If I were put in a dungeon, like the martyrs, with nothing to lie on but the bare stone floor, with no protection from intense cold, bread and water once a day for food, with no home comfort whatever, I could endure all that for years and gladly for the love of Jesus; yet I am unwilling to suffer a little inconvenience now, I must have every comfort, warm clothes, fire, food as agree able as I possibly can, etc.
COMMENT: Fr Doyle touches on key point in today’s quote. He shows his keen understanding of the human mind, and of his own weakness. When Fr Doyle says he could suffer for years for Jesus he wasn’t speaking literally or showing off. Rather he was speaking figuratively and showing how we can so easily imagine ourselves to be heroic when heroic things come our way while really being soft and weak in our daily activities.
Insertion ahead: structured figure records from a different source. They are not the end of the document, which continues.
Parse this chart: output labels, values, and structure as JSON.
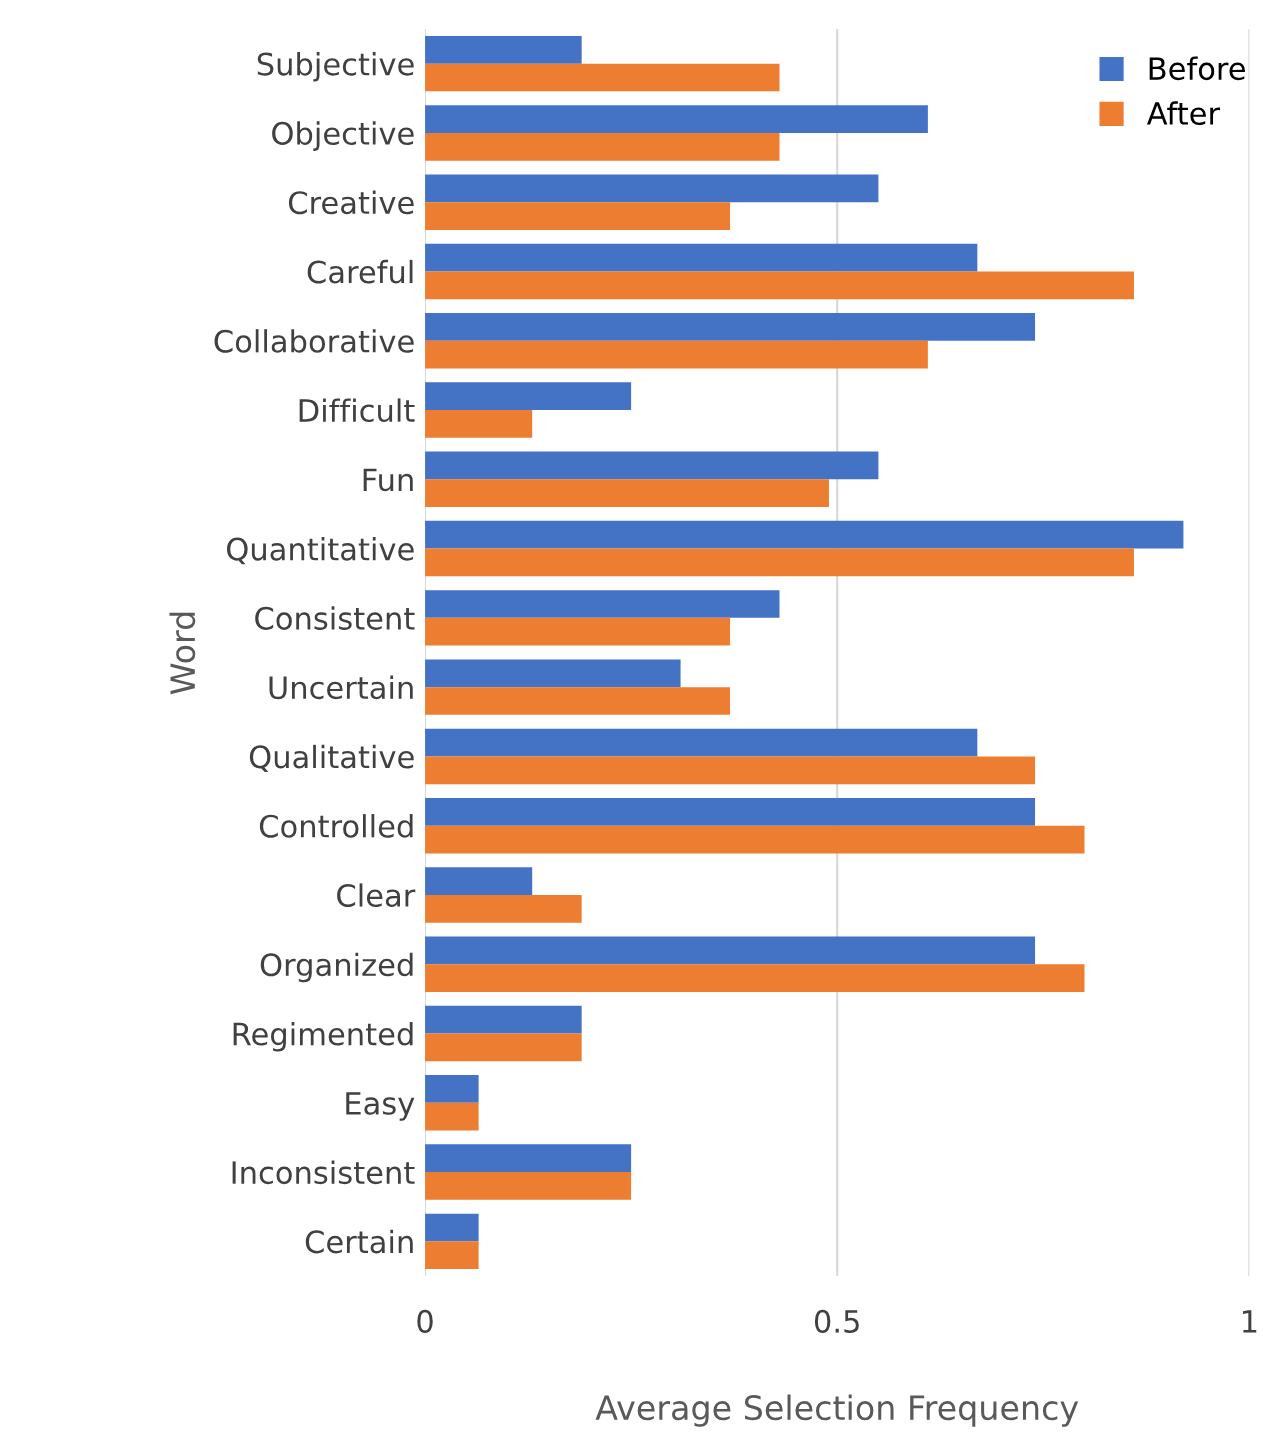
{
  "chart_data": {
    "type": "bar",
    "orientation": "horizontal",
    "xlabel": "Average Selection Frequency",
    "ylabel": "Word",
    "categories": [
      "Subjective",
      "Objective",
      "Creative",
      "Careful",
      "Collaborative",
      "Difficult",
      "Fun",
      "Quantitative",
      "Consistent",
      "Uncertain",
      "Qualitative",
      "Controlled",
      "Clear",
      "Organized",
      "Regimented",
      "Easy",
      "Inconsistent",
      "Certain"
    ],
    "series": [
      {
        "name": "Before",
        "color": "#4472c4",
        "values": [
          0.19,
          0.61,
          0.55,
          0.67,
          0.74,
          0.25,
          0.55,
          0.92,
          0.43,
          0.31,
          0.67,
          0.74,
          0.13,
          0.74,
          0.19,
          0.065,
          0.25,
          0.065
        ]
      },
      {
        "name": "After",
        "color": "#ed7d31",
        "values": [
          0.43,
          0.43,
          0.37,
          0.86,
          0.61,
          0.13,
          0.49,
          0.86,
          0.37,
          0.37,
          0.74,
          0.8,
          0.19,
          0.8,
          0.19,
          0.065,
          0.25,
          0.065
        ]
      }
    ],
    "xlim": [
      0,
      1
    ],
    "xticks": [
      0,
      0.5,
      1
    ],
    "grid": "x",
    "legend": "top right"
  }
}
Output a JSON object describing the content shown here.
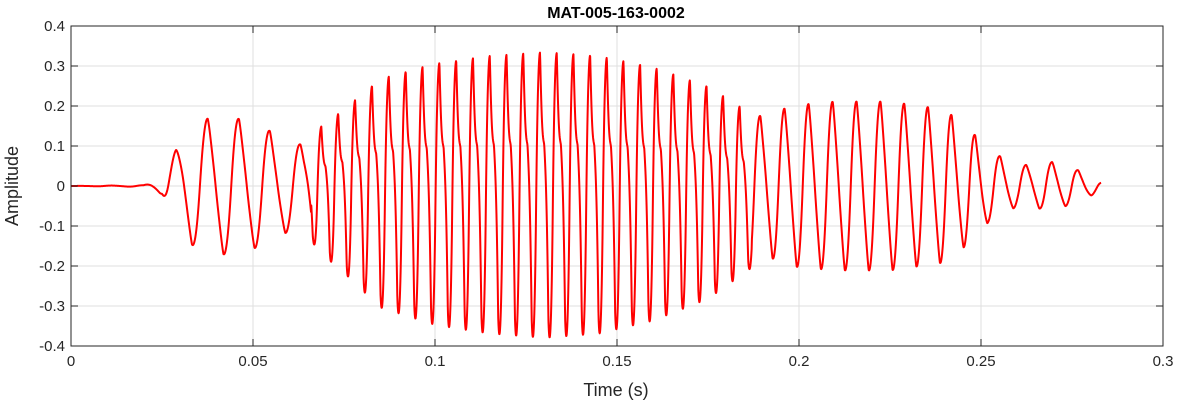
{
  "chart_data": {
    "type": "line",
    "title": "MAT-005-163-0002",
    "xlabel": "Time (s)",
    "ylabel": "Amplitude",
    "xlim": [
      0,
      0.3
    ],
    "ylim": [
      -0.4,
      0.4
    ],
    "x_ticks": [
      0,
      0.05,
      0.1,
      0.15,
      0.2,
      0.25,
      0.3
    ],
    "x_tick_labels": [
      "0",
      "0.05",
      "0.1",
      "0.15",
      "0.2",
      "0.25",
      "0.3"
    ],
    "y_ticks": [
      -0.4,
      -0.3,
      -0.2,
      -0.1,
      0,
      0.1,
      0.2,
      0.3,
      0.4
    ],
    "y_tick_labels": [
      "-0.4",
      "-0.3",
      "-0.2",
      "-0.1",
      "0",
      "0.1",
      "0.2",
      "0.3",
      "0.4"
    ],
    "grid": true,
    "legend": false,
    "series": [
      {
        "color": "#ff0000",
        "x_start": 0,
        "x_end": 0.283,
        "description_points": "waveform envelope (approximate peak amplitude over time)",
        "envelope": [
          [
            0.0,
            0.0
          ],
          [
            0.02,
            0.002
          ],
          [
            0.025,
            0.02
          ],
          [
            0.027,
            0.06
          ],
          [
            0.032,
            0.14
          ],
          [
            0.038,
            0.17
          ],
          [
            0.045,
            0.17
          ],
          [
            0.052,
            0.15
          ],
          [
            0.058,
            0.12
          ],
          [
            0.064,
            0.1
          ],
          [
            0.068,
            0.15
          ],
          [
            0.075,
            0.2
          ],
          [
            0.085,
            0.28
          ],
          [
            0.1,
            0.32
          ],
          [
            0.115,
            0.34
          ],
          [
            0.13,
            0.35
          ],
          [
            0.145,
            0.34
          ],
          [
            0.16,
            0.31
          ],
          [
            0.175,
            0.26
          ],
          [
            0.185,
            0.2
          ],
          [
            0.19,
            0.17
          ],
          [
            0.198,
            0.2
          ],
          [
            0.21,
            0.21
          ],
          [
            0.225,
            0.21
          ],
          [
            0.24,
            0.19
          ],
          [
            0.247,
            0.14
          ],
          [
            0.252,
            0.09
          ],
          [
            0.26,
            0.05
          ],
          [
            0.27,
            0.06
          ],
          [
            0.278,
            0.035
          ],
          [
            0.283,
            0.01
          ]
        ],
        "frequency_profile": [
          [
            0.0,
            110
          ],
          [
            0.065,
            120
          ],
          [
            0.067,
            215
          ],
          [
            0.185,
            220
          ],
          [
            0.188,
            150
          ],
          [
            0.25,
            155
          ],
          [
            0.252,
            140
          ],
          [
            0.283,
            140
          ]
        ]
      }
    ]
  }
}
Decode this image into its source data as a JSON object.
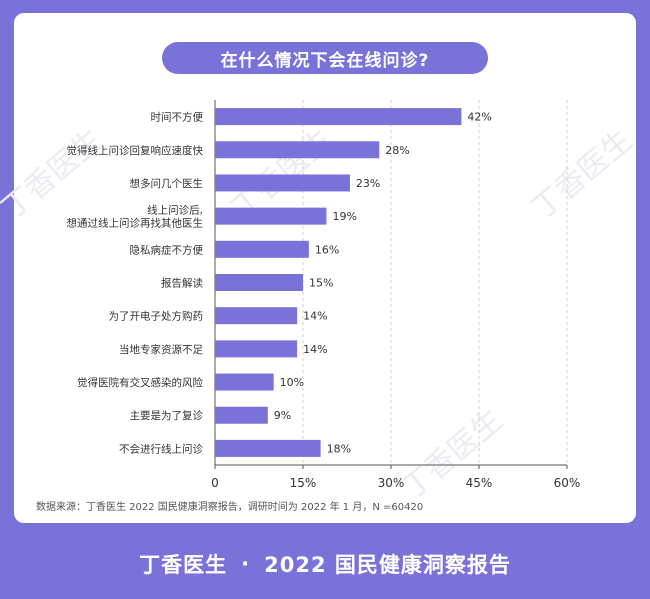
{
  "title": "在什么情况下会在线问诊?",
  "footer": {
    "brand": "丁香医生",
    "separator": "·",
    "report": "2022 国民健康洞察报告"
  },
  "source_note": "数据来源：丁香医生 2022 国民健康洞察报告，调研时间为 2022 年 1 月，N =60420",
  "watermark": "丁香医生",
  "colors": {
    "bar": "#7B72D9",
    "background": "#7B72D9",
    "card": "#FFFFFF"
  },
  "chart_data": {
    "type": "bar",
    "orientation": "horizontal",
    "categories": [
      "时间不方便",
      "觉得线上问诊回复响应速度快",
      "想多问几个医生",
      "线上问诊后,\n想通过线上问诊再找其他医生",
      "隐私病症不方便",
      "报告解读",
      "为了开电子处方购药",
      "当地专家资源不足",
      "觉得医院有交叉感染的风险",
      "主要是为了复诊",
      "不会进行线上问诊"
    ],
    "values": [
      42,
      28,
      23,
      19,
      16,
      15,
      14,
      14,
      10,
      9,
      18
    ],
    "value_labels": [
      "42%",
      "28%",
      "23%",
      "19%",
      "16%",
      "15%",
      "14%",
      "14%",
      "10%",
      "9%",
      "18%"
    ],
    "xlim": [
      0,
      60
    ],
    "ticks": [
      0,
      15,
      30,
      45,
      60
    ],
    "tick_labels": [
      "0",
      "15%",
      "30%",
      "45%",
      "60%"
    ],
    "grid": "vertical dashed",
    "title": "在什么情况下会在线问诊?"
  }
}
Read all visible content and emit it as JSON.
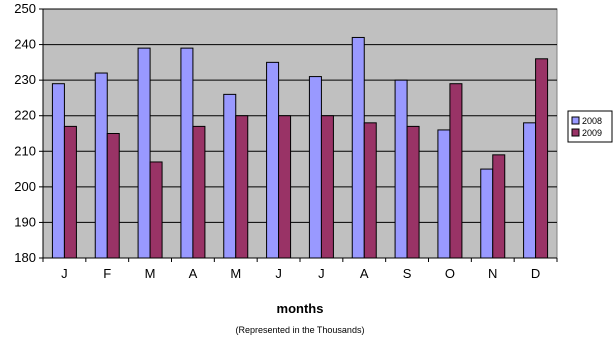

Many of us can probably identify with this. Perhaps some momentary fervour in prayer makes us imagine that if we lived during a time of persecution like the early Christians experienced or like those that Catholics in Ireland and England experienced in the 16th and 17th centuries that we would be heroic and brave. And yet, how reluctant we are to deal with the minor inconveniences of every day. How fearful we can be of declaring ourselves to be Catholic in “polite” society or professional circles. As Jesus tells us in Luke Chapter 16, he who is faithful in little things will be faithful in big things, but he who is unfaithful in little things will be unfaithful in big things. We fool ourselves when we imagine we will be heroes in dramatic circumstances when we cannot discipline ourselves in day to day things.
In many ways we are like Peter. He declared his loyalty to Christ at the Last Supper, and just a few hours later he denied ever knowing him. As the Imitation of Christ says:
How great is human frailty which is always prone to vice. Today you confess your sins, and tomorrow you again commit what you have confessed. Now you resolve to take care, and an hour after you act as if you had never made a resolution. We have reason therefore to humble ourselves and never to think much of ourselves since we are so frail and inconstant.
Perhaps the solution to our own weakness is not to fall into the same mistakes that Peter fell into preceding his denial – he slept instead of staying awake to watch and pray; he followed Jesus “at a distance”, and just prior to denying Jesus he was warming himself at a fire. Lack of prayer, staying some distance from Jesus, and lack of mortification all preceded Peter’s denial. Almost certainly they precede our own denials and failures also.